My brother had AWFUL hamstring strength and would almost fall down face forward when doing squats. Strengthened his hammy's and he stopped doing it.

AdamBAG
06-14-2010, 12:54 PM
Glad you are getting a video. That will help the most. He might be completely fine, but it can't hurt to get some "video coaching."

texron
06-14-2010, 01:15 PM
Glad you are getting a video. That will help the most. He might be completely fine, but it can't hurt to get some "video coaching."

Hey Adam,
Just saw that you're at Bad Attitude. You guys still in Carollton? I'm up in Denton, I've thought of stopping by a zillion times. I've watched him squat for so long he may be all screwed up andI don't see it. I can't believe his coach won't let the kids deadlift.

AdamBAG
06-14-2010, 01:55 PM
Hey Adam,
Just saw that you're at Bad Attitude. You guys still in Carollton? I'm up in Denton, I've thought of stopping by a zillion times.

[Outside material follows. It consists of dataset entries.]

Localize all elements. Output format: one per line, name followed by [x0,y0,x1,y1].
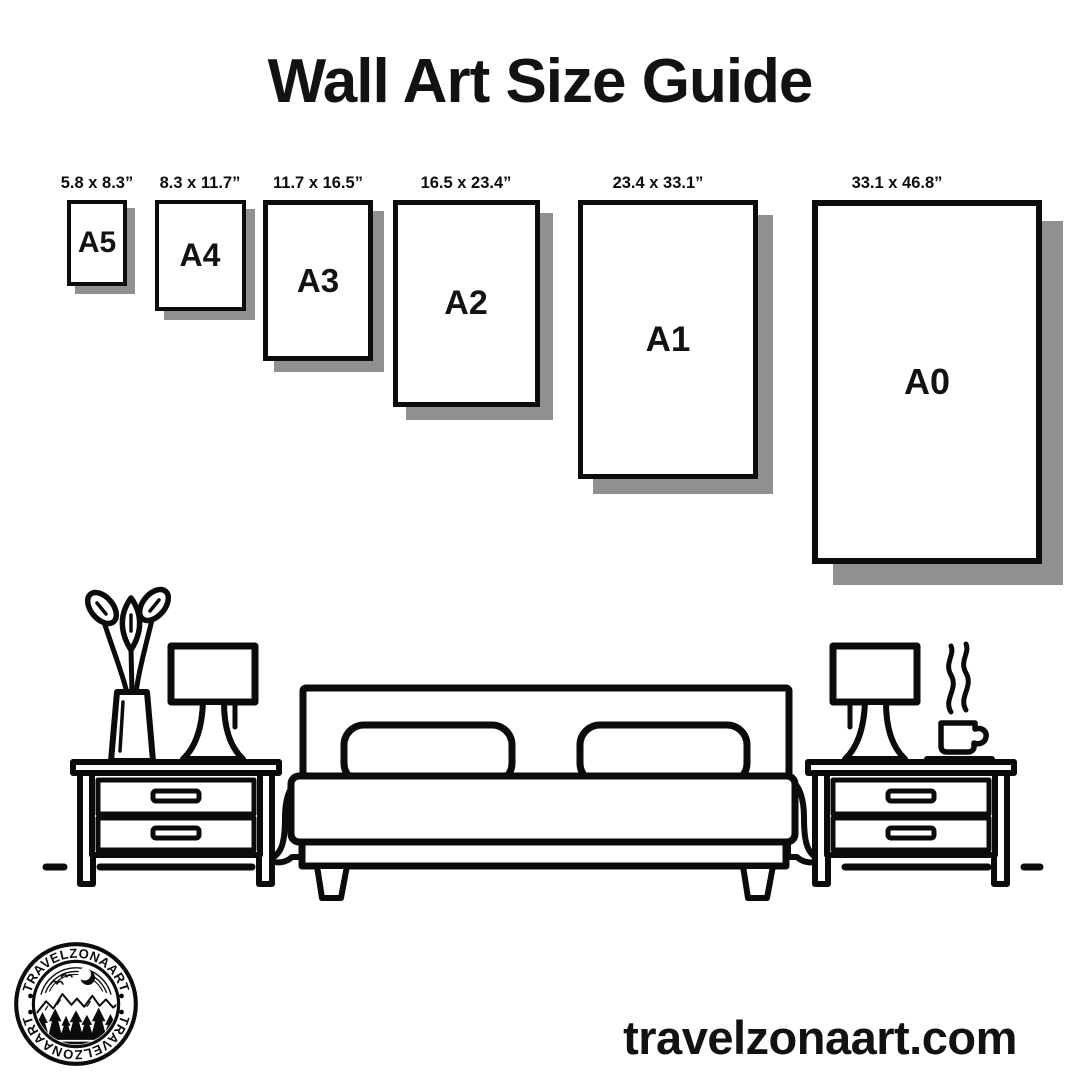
table-lamp-icon [833,646,917,761]
size-dimensions-label: 5.8 x 8.3” [60,174,134,192]
page-title: Wall Art Size Guide [267,47,813,116]
bed-frame [302,842,786,866]
paper-box-a4 [155,200,246,311]
coffee-cup-icon [927,644,992,759]
table-lamp-icon [171,646,255,761]
drawer-handle [153,828,199,838]
size-group-a0 [812,174,982,564]
size-group-a3 [248,174,388,361]
paper-size-name: A5 [77,226,117,259]
size-dimensions-label: 8.3 x 11.7” [159,174,241,192]
size-group-a2 [391,174,541,407]
paper-size-name: A0 [903,361,951,402]
bed-leg [743,866,773,898]
drawer-handle [888,828,934,838]
bed-leg [317,866,347,898]
paper-box-a5 [67,200,127,286]
paper-size-name: A4 [179,237,221,273]
lamp-shade [171,646,255,702]
moon-icon [78,968,95,985]
potted-plant-icon [82,584,174,761]
website-url: travelzonaart.com [623,1011,1017,1064]
size-dimensions-label: 16.5 x 23.4” [420,174,512,192]
logo-text-bottom: TRAVELZONAART [19,1014,133,1063]
mattress [291,776,795,842]
size-group-a1 [578,174,738,479]
steam-icon [964,644,969,710]
steam-icon [949,646,954,712]
paper-size-name: A1 [645,319,691,359]
bedroom-illustration [0,575,1080,915]
paper-box-a0 [812,200,1042,564]
double-bed-icon [268,688,821,898]
drawer-handle [153,791,199,801]
size-dimensions-label: 11.7 x 16.5” [273,174,363,192]
lamp-shade [833,646,917,702]
logo-text-top: TRAVELZONAART [19,945,133,994]
paper-box-a3 [263,200,373,361]
size-dimensions-label: 23.4 x 33.1” [612,174,704,192]
paper-box-a2 [393,200,540,407]
drawer-handle [888,791,934,801]
size-dimensions-label: 33.1 x 46.8” [851,174,943,192]
brand-logo [8,936,144,1072]
vase [111,692,153,761]
paper-size-name: A3 [296,261,340,299]
paper-box-a1 [578,200,758,479]
paper-size-name: A2 [444,284,488,322]
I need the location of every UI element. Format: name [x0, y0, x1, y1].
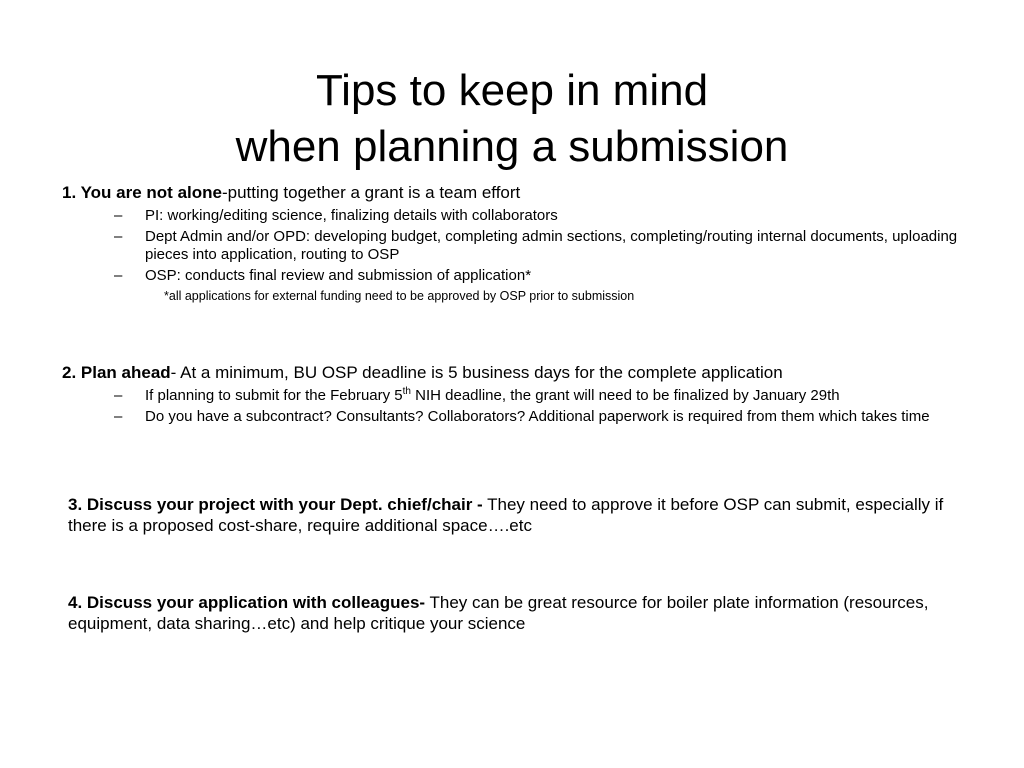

I've watched him squat for so long he may be all screwed up andI don't see it. I can't believe his coach won't let the kids deadlift.

Yes, we sure are. Normally we squat/deadlift on Friday night and bench on Sunday morning.

If you are interested in coming out at some point I'm sure it can be arranged.

texron
06-14-2010, 02:37 PM
Yes, we sure are. Normally we squat/deadlift on Friday night and bench on Sunday morning.

If you are interested in coming out at some point I'm sure it can be arranged.

I'd like that, maybe in August when summer school is out. You do have room for old farts like me eh?

AdamBAG
06-14-2010, 02:59 PM
I'd like that, maybe in August when summer school is out. You do have room for old farts like me eh?

Sure thing man. Anybody that's into powerlifting is welcome. We've got raw lifters, single-ply, multiply, doesn't matter.

Check out our website www.badattitudegym.com and check the forum. That's the best way to set up a visit.